At last, Sydney’s heavily indebted home borrowers have reason to smile
Fair dinkum, Sydney's mortgage holders with a few too many debts are finally in for a treat.
Tuesday's decision by the Reserve Bank of Australia to reduce official interest rates by 0.25 of a percentage point is particularly welcome in a city where the high cost of property means many households live with massive mortgages.
With Australia's economic growth rate sluggish, and the consumer price index within the RBA's target range of between 2 and 3 per cent for the past six months, the case for a rate cut was persuasive.
A statement from the bank's board, accompanying the decision, said inflationary pressures had eased "a little more quickly" than expected. It also pointed out that private demand in the economy had been pretty sluggish and that wage pressures had eased off. The RBA also trimmed its forecast for economic growth this financial year from 2.3 per cent to 2 per cent – well below the long-term trend.
The interest rate decision starts to undo the interest rate increase that occurred in 2022 and 2023, which was a response to the inflation surge brought on by the pandemic's disruptions and Russia's invasion of Ukraine. Homeowners who took out mortgages were hit with 13 rate hikes in just 18 months – the steepest tightening of interest rates in at least 30 years.
The RBA has repeatedly compared its efforts to lower inflation without causing a recession and high unemployment to steering a "narrow path."
While risks persist, Tuesday's interest rate cut indicates the bank has, so far, achieved a suitable equilibrium.
Despite the big jump in interest rates in 2022 and 2023, mortgage arrears and defaults haven't been as common as predicted, and unemployment has remained relatively low compared to past years.

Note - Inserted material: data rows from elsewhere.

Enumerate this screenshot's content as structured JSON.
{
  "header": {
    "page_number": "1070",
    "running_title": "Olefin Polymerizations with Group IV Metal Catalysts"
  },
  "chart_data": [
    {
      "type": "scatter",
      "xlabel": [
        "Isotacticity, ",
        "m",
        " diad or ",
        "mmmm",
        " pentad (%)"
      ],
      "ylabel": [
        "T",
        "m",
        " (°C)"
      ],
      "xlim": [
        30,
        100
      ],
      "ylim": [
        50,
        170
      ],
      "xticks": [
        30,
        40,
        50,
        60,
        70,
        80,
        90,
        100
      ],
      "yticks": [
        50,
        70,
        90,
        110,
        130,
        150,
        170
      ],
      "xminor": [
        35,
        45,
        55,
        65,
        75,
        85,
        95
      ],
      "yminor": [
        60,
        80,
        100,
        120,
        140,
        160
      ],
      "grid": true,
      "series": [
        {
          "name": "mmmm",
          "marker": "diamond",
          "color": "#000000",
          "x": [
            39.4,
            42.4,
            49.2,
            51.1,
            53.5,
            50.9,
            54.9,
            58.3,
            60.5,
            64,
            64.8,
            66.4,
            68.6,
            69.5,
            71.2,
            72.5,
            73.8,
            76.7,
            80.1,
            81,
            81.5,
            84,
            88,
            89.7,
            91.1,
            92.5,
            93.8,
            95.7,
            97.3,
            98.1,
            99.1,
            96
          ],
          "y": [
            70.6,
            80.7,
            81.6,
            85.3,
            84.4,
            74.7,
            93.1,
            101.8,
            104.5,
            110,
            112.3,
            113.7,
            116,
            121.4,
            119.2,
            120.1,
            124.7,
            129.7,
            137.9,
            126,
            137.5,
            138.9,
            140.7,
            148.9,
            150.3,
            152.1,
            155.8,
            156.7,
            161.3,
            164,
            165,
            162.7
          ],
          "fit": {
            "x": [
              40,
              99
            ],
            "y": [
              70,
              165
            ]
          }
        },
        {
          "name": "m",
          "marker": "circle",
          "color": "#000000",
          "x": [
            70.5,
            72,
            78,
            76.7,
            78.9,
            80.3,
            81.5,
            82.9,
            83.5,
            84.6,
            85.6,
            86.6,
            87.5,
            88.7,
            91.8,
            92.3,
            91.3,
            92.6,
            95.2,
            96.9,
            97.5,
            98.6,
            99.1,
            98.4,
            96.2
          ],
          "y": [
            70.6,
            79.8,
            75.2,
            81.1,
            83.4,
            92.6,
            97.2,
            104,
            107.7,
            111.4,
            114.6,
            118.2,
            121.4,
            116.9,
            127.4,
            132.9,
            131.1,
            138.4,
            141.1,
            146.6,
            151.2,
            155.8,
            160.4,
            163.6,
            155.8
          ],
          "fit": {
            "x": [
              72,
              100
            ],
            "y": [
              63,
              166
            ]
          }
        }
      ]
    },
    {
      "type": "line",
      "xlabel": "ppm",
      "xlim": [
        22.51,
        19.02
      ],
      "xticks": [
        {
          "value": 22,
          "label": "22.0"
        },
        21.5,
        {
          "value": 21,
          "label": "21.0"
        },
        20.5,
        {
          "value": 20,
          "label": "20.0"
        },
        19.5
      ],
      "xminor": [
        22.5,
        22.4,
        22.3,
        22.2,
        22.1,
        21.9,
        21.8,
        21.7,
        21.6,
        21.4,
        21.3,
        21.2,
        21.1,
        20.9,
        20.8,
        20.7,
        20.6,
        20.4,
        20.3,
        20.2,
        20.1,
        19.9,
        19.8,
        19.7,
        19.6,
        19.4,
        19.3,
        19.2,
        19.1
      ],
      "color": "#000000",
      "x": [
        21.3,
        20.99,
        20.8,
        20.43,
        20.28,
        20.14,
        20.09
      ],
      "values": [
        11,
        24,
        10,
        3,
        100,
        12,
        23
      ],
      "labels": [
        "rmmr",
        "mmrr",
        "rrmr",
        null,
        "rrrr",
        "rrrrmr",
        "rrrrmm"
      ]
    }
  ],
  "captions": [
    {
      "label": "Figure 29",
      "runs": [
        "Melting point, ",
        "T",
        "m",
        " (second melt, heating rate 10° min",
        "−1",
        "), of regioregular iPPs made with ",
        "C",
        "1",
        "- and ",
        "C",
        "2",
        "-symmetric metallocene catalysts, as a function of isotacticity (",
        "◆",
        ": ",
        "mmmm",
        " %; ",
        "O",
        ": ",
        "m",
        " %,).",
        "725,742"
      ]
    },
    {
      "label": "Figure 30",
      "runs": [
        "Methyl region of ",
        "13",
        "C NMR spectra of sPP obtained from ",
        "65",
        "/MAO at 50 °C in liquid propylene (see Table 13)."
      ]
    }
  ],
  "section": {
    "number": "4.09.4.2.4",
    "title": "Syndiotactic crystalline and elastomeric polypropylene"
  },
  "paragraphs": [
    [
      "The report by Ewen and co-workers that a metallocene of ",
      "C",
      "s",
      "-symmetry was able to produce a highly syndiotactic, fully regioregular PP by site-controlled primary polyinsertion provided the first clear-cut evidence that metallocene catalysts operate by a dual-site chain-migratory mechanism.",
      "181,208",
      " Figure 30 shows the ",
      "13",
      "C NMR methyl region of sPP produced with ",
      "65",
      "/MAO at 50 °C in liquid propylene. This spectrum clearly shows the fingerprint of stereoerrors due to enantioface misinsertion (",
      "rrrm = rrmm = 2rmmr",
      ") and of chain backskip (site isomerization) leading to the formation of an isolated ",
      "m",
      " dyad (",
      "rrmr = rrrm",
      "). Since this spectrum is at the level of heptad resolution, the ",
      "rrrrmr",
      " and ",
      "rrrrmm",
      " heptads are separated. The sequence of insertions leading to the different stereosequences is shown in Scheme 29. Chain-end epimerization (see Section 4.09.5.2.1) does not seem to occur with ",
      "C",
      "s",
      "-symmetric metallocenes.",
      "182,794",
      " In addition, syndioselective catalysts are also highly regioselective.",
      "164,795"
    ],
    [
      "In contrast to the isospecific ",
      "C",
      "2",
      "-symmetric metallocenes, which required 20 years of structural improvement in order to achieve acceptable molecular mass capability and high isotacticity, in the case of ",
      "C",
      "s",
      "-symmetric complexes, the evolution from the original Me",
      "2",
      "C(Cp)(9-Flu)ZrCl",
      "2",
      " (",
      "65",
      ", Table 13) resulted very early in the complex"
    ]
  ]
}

In New South Wales, the unemployment rate in December was just 3.8 per cent, a pretty positive outcome considering the years of cost pressures that households and businesses in the state have had to put up with.
The rate cut will give a timely lift to the NSW economy, which is expected to grow at a slow pace of 0.75 per cent this year.
If the inflation rate continues to drop, lenders are likely to pass on more interest rate cuts to borrowers this year. However, the RBA board cautioned that this isn't a certainty; its statement highlighted "upside risks" to the inflation outlook.
“Although today's policy decision acknowledges the good progress made on inflation, the board remains careful about the possibility of further policy relaxation,” it said.
It also drew attention to “significant” uncertainty about the outlook for the global economy.
There's a chance that the tariffs on imported goods from the US, suggested by President Donald Trump, might fan the flames of global inflation.
Recent economic troubles have highlighted the importance of Australia having a central bank that operates independently, making it hard to picture politicians being able to make the tough decisions on interest rates needed to slow down the recent inflation problem.
Attention will now inevitably shift to whether interest rates will be cut again when the Reserve Bank of Australia board next meets on 30 March and 1 April.
Politicians should hold back from giving free advice on interest rate decisions and let the RBA handle its responsibilities.